On the left, 2D and 3D images of misaligned beams. On the right, corresponding images of a laser beam that meets the specifications. The measurements were carried out at different measuring points on the optical bench.
Without this camera-based measuring solution, it would be difficult and time-consuming to adjust the resonator on the optical bench. Too much divergence in the beam would lead to unwanted radiation of downstream optical components. Using the CCD camera saves considerable time and effort in this sensitive process while ensuring repeatable measurements of the beam profile. Also in his role as Asclepion's test equipment officer, Roman Roth is very satisfied with the collaboration: "The Ophir measuring devices work reliably and deliver reproducible results – both of which are essential in medical technology.
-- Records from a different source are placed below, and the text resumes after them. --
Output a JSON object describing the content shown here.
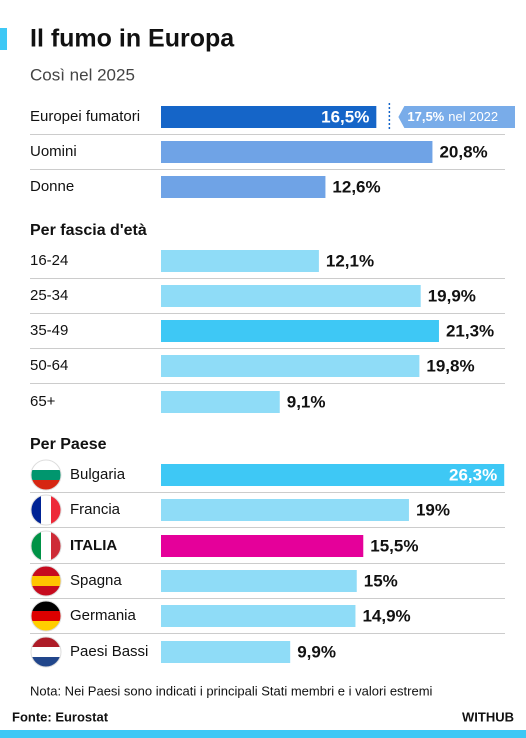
{
  "chart_data": {
    "type": "bar",
    "title": "Il fumo in Europa",
    "subtitle": "Così nel 2025",
    "sections": [
      {
        "categories": [
          "Europei fumatori",
          "Uomini",
          "Donne"
        ],
        "values": [
          16.5,
          20.8,
          12.6
        ],
        "value_labels": [
          "16,5%",
          "20,8%",
          "12,6%"
        ],
        "colors": [
          "#1565c8",
          "#6fa3e6",
          "#6fa3e6"
        ]
      },
      {
        "title": "Per fascia d'età",
        "categories": [
          "16-24",
          "25-34",
          "35-49",
          "50-64",
          "65+"
        ],
        "values": [
          12.1,
          19.9,
          21.3,
          19.8,
          9.1
        ],
        "value_labels": [
          "12,1%",
          "19,9%",
          "21,3%",
          "19,8%",
          "9,1%"
        ],
        "colors": [
          "#8fdcf7",
          "#8fdcf7",
          "#3ec8f5",
          "#8fdcf7",
          "#8fdcf7"
        ]
      },
      {
        "title": "Per Paese",
        "categories": [
          "Bulgaria",
          "Francia",
          "ITALIA",
          "Spagna",
          "Germania",
          "Paesi Bassi"
        ],
        "values": [
          26.3,
          19,
          15.5,
          15,
          14.9,
          9.9
        ],
        "value_labels": [
          "26,3%",
          "19%",
          "15,5%",
          "15%",
          "14,9%",
          "9,9%"
        ],
        "colors": [
          "#3ec8f5",
          "#8fdcf7",
          "#e5009a",
          "#8fdcf7",
          "#8fdcf7",
          "#8fdcf7"
        ]
      }
    ],
    "reference": {
      "value": 17.5,
      "value_label": "17,5%",
      "note": "nel 2022"
    },
    "footnote": "Nota: Nei Paesi sono indicati i principali Stati membri e i valori estremi",
    "source": "Fonte: Eurostat",
    "brand": "WITHUB"
  }
}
In terms of sustainability, the quality and durability of the measurement technology are beyond reproach; we're still using our Ophir Nova display devices from 1996."
Ensuring safety through calibration
In general, the Ophir measuring instruments are in constant use at Asclepion Laser Technologies. Whether in the development phase of the laser systems, in the final test or during installation and maintenance at the customer: Any deviation from the specification is detected, and potential sources of error are eliminated immediately. In this manner, decoupling mirrors of poor quality or inhomogeneous laser crystals, for example, have been caught and rejected during final testing. Roman Roth is sure of one thing: "No matter which of our lasers it is, it's tested with at least one Ophir instrument." This makes it all the more important to regularly check the more than 100 sensors from Ophir that are currently employed throughout the various areas of Asclepion Laser Technologies. Every year, these instruments are calibrated according to specs in Ophir's European calibration laboratory in Darmstadt. This in turn guarantees the precise measurement of all Asclepion laser systems and thus their enduring quality, for the safety of operators and patients alike.